Die Bühne verwandelt sich in Landschaften unterschiedlichsten Charakters. Das Meer, eine verfallende Großstadt, ein Parlament (auch die Demokratie ist nur noch eine Ruine), die Bibliothek, am Ende sogar ein Gotteshaus von außen. Die Animationen machen die Bühne zu einem Schauplatz für den Auftritt der Elefanten, für Vögel, ein Parlament voller blauer Affen und flüchtende Tiere. Zwischen den Leinwänden erscheint die Schlange Kaa als von den TänzerInnen geführte Reihe von kleiner werdenden Papp-Kartons. Der größte ist der Kopf. Mit zwei runden, grün leuchtenden Augen. So wie Kinder überall auf der Welt aus einfachsten Dingen, aber mit so viel Fantasie ihre Spielsachen herstellen.
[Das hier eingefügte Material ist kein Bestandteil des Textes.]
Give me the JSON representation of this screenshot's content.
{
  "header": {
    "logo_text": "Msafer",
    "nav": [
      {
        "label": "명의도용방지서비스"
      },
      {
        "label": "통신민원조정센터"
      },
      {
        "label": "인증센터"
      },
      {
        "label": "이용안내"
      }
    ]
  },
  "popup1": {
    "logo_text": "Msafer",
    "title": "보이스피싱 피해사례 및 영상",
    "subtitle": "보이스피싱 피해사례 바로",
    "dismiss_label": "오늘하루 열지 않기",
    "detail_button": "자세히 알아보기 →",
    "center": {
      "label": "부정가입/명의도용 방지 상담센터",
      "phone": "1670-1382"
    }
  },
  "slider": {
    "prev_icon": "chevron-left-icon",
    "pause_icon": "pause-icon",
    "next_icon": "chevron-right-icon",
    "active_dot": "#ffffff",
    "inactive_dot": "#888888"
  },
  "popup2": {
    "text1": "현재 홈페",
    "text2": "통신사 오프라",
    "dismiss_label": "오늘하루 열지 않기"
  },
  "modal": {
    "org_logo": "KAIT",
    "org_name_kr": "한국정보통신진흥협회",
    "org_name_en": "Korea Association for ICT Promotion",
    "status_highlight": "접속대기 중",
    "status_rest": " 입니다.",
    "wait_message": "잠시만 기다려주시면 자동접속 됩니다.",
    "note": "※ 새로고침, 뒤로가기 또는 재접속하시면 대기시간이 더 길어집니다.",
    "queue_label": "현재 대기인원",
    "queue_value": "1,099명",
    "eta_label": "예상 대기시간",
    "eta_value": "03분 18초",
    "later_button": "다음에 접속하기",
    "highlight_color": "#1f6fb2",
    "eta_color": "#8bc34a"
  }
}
Akram Khan „Jungle Book reimagined“ © Ambra Vernuccio
Das Lichtdesign von Michael Hulls begleitet das Bühnengeschehen. Unaufdringlich, ja unauffällig, aber äußerst akzentuiert und wirkungsvoll. Wie in allen seinen Produktionen legt Akram Khan auch hier auf die Musik größten Wert. Die Komponistin Jocelyn Pook und der Sounddesigner Gareth Fry
lassen eine Klangkulisse entstehen, die unter die Haut geht. Die Einspielungen der Konversationen der Tiere (Baloo zum Beispiel spricht mit schottischem Akzent) und von Greta Thunbergs berühmtem Appell „How dare you!“ und „Bla bla bla!“ werden teilweise in Übertiteln übersetzt.
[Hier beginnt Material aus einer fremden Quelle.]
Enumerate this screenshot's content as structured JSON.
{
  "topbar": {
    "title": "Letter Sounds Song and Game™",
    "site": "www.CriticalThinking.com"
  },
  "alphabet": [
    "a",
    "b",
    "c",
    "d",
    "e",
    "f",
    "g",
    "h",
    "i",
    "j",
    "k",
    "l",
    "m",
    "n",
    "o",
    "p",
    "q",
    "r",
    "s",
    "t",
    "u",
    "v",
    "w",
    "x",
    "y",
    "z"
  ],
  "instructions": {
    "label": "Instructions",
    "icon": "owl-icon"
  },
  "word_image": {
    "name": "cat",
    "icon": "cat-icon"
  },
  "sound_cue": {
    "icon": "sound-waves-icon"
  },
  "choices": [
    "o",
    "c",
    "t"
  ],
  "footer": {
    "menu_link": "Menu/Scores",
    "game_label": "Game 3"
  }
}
Und dann natürlich der Tanz. Die zwölf TänzerInnen der in London lebenden, international zusammengetzten Kompanie agieren auf Weltniveau. Die PerformerInnen sind Tiere. Bär, Panther, Affen, Hunde, Schlange werden höchst professionell in menschliche Physis übertragen. Die Bewegungen der TänzerInnen zu den eingespielten Konversationen sind so wunderbar imaginativ, als würden die Tiere selbst sprechen. Und Baloo, der Tanzbär, spielt nicht nur auf der Bühne, sehr bald schon auch in den Herzen der ZuschauerInnen eine Hauptrolle. Akram Khan ist seinen Wurzeln treu geblieben. In einigen Szenen flicht er den traditionellen indischen Kathak ein. Die eingedrehten Unterschenkel und Füße mit gespreizten Zehen sind unübersehbar unzeitgenössisch, fügen sich jedoch ganz organisch ein in den Fluss der Erzählung.
Akram Khan „Jungle Book reimagined“ © Ambra Vernuccio
Gegen Ende erschießt das böse Raubtier, der Mensch, den Vogel, der die ganze Geschichte lang das Geschehen begleitete. Seine Artgenossen kommen, um ihn aufzuheben und fortzutragen. All das geschieht als Animation auf der vorderen transparenten Leinwand. Hart an der Grenze zum Kitschigen, mag mancher (ver-) urteilen. Aber Betroffenheit und manch ein feuchtes Auge erzeugt Khan damit allemahl. Am Ende trifft Mowgli, auch mit der Erinnerung an seine Mutter, die Entscheidung, zu den Menschen zurückzukehren, „um sie das Zuhören zu lehren“.
Die Uraufführung fand Anfang April 2022 im Curve Leicester in England statt – kurz danach begeisterte das Stück bereits im Festspielhaus St. Pölten – und setzte den Startpunkt für eine drei Jahre lange Welttournee.
Akram Khan „Jungle Book reimagined“ © Ambra Vernuccio
Familientauglich und für Kinder ab zehn, ungemein fantasievoll, poetisch und berührend gestaltet ist das „Jungle Book reimaged“. Mit dem Ziel, Menschen auf der ganzen Welt erreichen zu können. Und sie mit dem Schicksal zukünftiger Generationen und dem der Erde zu bewegen. Damit sie sich bewegen. Endlich!
Rando Hannemann
Akram Khan mit „Jungle Book reimagined“ am 23., 25. und 26. Juli 2022 im Burgtheater Wien im Rahmen von ImPulsTanz.